The Pope’s church currently has capital balances estimated at approximately $7.3 billion in The Institute for the Works of Religion (or the IOR, the name for the Vatican’s reporting bank). Vatican City has the highest nominal per capita GDP at about $365,796. Bolivia’s per capita GDP is about $3,000! The church’s revenue is estimated to be between $800 million and a billion per year. The IOR reportedly provides “valuable service that can be offered by the Institute to assist the Holy Father in his mission as universal pastor and also aid those institutions and individuals who collaborate with him in his ministry.” With financial assets giving it over $100 billion of economic power, the IOR under the guidance of Cardinal Santos Abril Y Castello and Ernst von Freyberg have done precious little to evidence their capacity to provide such valuable services that their Communique of 2014 state.

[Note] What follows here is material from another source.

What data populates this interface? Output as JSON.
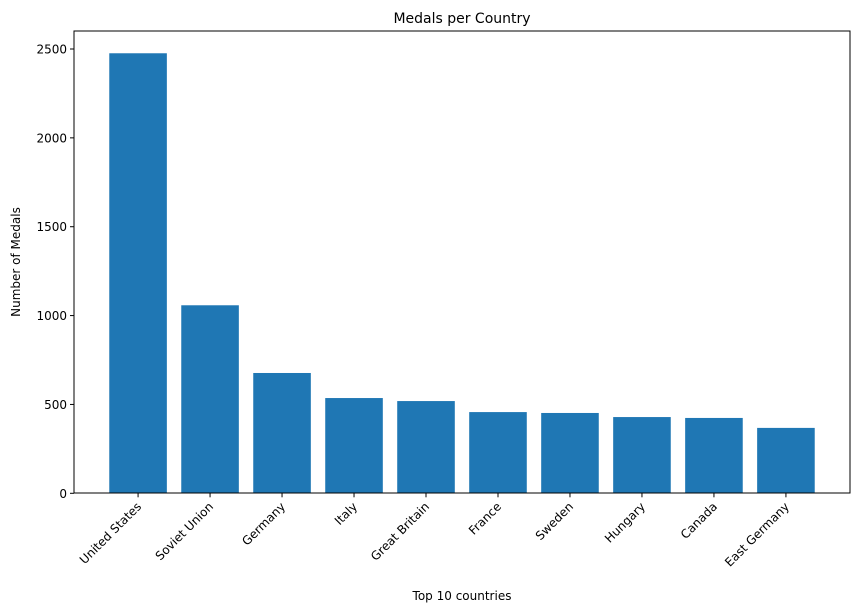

And the same Pope who apologizes for grievous sins of 5 centuries past fails to connect the dots to the current actions being taken by his church in the present day. This apologizing pontiff takes no account for the coastal plantations across the globe stolen by the church for the economic benefit of its priests which to this day are pumping revenue to foreign shareholders from oil palm, coconut, coffee, cocoa, and countless other crops. He pays no attention to the priest-turned President John Momis in Bougainville who uses another mine stolen under the same crossed sanction to enrich his own political aspirations at the expense of the local communities who were nearly exterminated in the late 1980s in a bloody genocide. Gilded alters and golden crosses apparently blind the faithful to their present complicity while giving reflection to those moments in history where the unconsidered acts of “others” are worthy of contemplative contrition.
Well Pope Francis, the world is waiting for you to actually take a lesson from your namesake and be the transformation that your Encyclicals pronounce.
Where’s your commission on stolen land repatriation?
Where’s your IOR when it could be offering sukuks and other Shariah compliant investment products to show that the church can no longer hold from the peoples of the Middle East that which it stole a millennium ago?
Where’s your advisory council on charity elimination – the ultimate aspiration of the teachings attributed to Christ? After all, “The poor will always be with you,” was not a mandate – it was Christ stating the inevitability of callous neglect of humans that even he couldn’t imagine coming to an end.
And where’s the acceptance of St. Francis’ own teachings about being paid in coin? For a church that still encourages monetary charity over any other form, one would think that reading St. Francis’ own writings on money – so powerful that even Pope Innocent III was moved to bow and kiss his bare feet – wouldn’t be too far a reach for a Pope taking that name.
Sorry won’t do. Doing something about inverting the alchemy of religion – the alchemy that turned human blood into shiny gold goblets and crosses – would be truly Christian. Try that on for size.